Historic house in Pennsylvania, United States

The Guy C. Irvine House, also known as "The Locusts," The Walker House, and The Kopf House, is an historic home which is located outside of Pine Grove Township, Warren County, Russell, Pennsylvania.

==History and architectural features==
The house design is Greek Revival in the front (East face), and post-colonial/Pennsylvania Georgian in the back. This historic structure was built between 1831 and 1835, and is a two-story, brick dwelling, with two-story flanking wings. Five bays wide and two bays deep, with a gable roof, it features a pedimented porch supported by two columns.

The foundation construction is a twenty-one-inch hand cut stone that was obtained from a local quarry. The external and internal house walls are double brick. A unique feature is the "bridged" end chimneys. There were originally fourteen fireplaces; eleven remain.

There have been several fires, presumably isolated to the southern flanking wing. These were probably kitchen fires, possibly occurring around 1875 (3), 1890 and 1910.
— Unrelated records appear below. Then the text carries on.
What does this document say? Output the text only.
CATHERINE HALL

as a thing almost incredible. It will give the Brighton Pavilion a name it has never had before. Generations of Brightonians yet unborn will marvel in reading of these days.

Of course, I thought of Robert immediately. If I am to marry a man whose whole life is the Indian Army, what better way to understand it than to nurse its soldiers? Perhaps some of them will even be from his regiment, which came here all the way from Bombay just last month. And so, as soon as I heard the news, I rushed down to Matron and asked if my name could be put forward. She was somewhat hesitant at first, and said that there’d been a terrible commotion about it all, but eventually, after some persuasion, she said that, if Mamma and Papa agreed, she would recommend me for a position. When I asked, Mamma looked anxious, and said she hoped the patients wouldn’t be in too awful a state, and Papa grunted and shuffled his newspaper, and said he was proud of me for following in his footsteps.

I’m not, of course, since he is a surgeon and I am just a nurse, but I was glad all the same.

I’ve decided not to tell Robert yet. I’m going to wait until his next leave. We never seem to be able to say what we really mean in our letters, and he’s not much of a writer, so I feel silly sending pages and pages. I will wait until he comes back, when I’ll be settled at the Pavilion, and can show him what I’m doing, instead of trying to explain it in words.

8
The grounds of the Irvine House still have many of the original Black Locust trees (Robinia pseudoacacia), which were either planted by Irvine, or were possibly existing as a locust grove prior to construction of the home. The wooden fence enclosing the front yard was rebuilt to original design in the early 1940s. The house and grounds are well documented in Charles Stotz book "The Early Architecture of Western Pennsylvania". Stotz noted that "The Locust" is one of only a few historic homes (pre-1860) in Western Pennsylvania that still retain some of its original landscaping.

The house was designed by William Bell and built by William and John Thompson for business partners and friends, Guy Carrolton Irvine and Rufus Weatherby. Guy and Rufus married sisters and traveled together extensively, so they initially designed the house to accommodate two families. However, during the construction, Rufus Weatherby died (1833) and the house was finished for a single family. The Irvine House was part of the Irvine family until 1940, when it was purchased by the Walkers. The Walkers meticulously restored the house and grounds, retaining the original trees, rebuilding the fence and adding utilities for the first time. When the Walkers purchased the property there were several outbuildings; however all but the original outhouse was in poor condition and demolished. The original, two-stall brick outhouse was restored, and two brick outbuildings were added.

The Locusts was added to the National Register of Historic Places on 13 September 1978. It is the only house in Pine Grove township listed on the National Register.